Earth’s surficial environments and biosphere have co-evolved through geological time. Constraining past biological activity is thus crucial for understanding Earth’s evolution. However, the nature of microbial metabolic processes and their evolution in the Archean ocean remain unclear. Here, we investigated the carbon and nitrogen cycles in the Paleoarchean ocean using δ¹³C_org and δ¹⁵N values of shales from the ca. 3.25 Ga Mapepe Formation of the Fig Tree Group in the Barberton Greenstone Belt, South Africa.

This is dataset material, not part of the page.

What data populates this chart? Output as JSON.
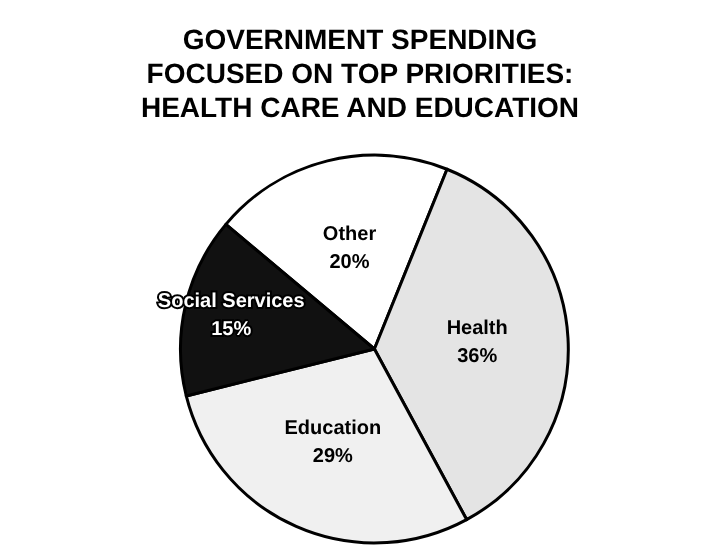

Hydrogen, carbon, and nitrogen contents of kerogen extracts were also measured, along with δ¹⁵N_kerogen values, to assess the potential effects of metamorphism on the isotope data. The molar H/C ratios suggest the studied shales have been metamorphosed at the greenschist to amphibolite facies. The δ¹⁵N_bulk values are consistently positive throughout the studied section, with a notable increase to as high as +8.5‰ in the stratigraphic interval between 57 m and 63 m. Within this high-δ¹⁵N_bulk interval, total organic carbon contents and δ¹⁵N_kerogen values increase to approximately 4 wt.% and +6‰, respectively, while δ¹³C_org values decrease by ∼5‰. Petrographic observations indicate the iron is present mainly as iron oxides rather than sulfides in the studied shales, consistent with deposition under sulfate-poor ferruginous conditions. The Fe/Al ratios exhibit a positive correlation with δ¹⁵N_kerogen values (R² = 0.49) and a negative correlation with δ¹³C_org values (R² = 0.37). These observations suggest anaerobic oxidation of ammonium and methane coupled with iron reduction. Since ammonium oxidation can occur via both biotic and abiotic pathways, further investigations are needed to clarify the role of organisms in the coupled nitrogen and iron cycling during the Paleoarchean.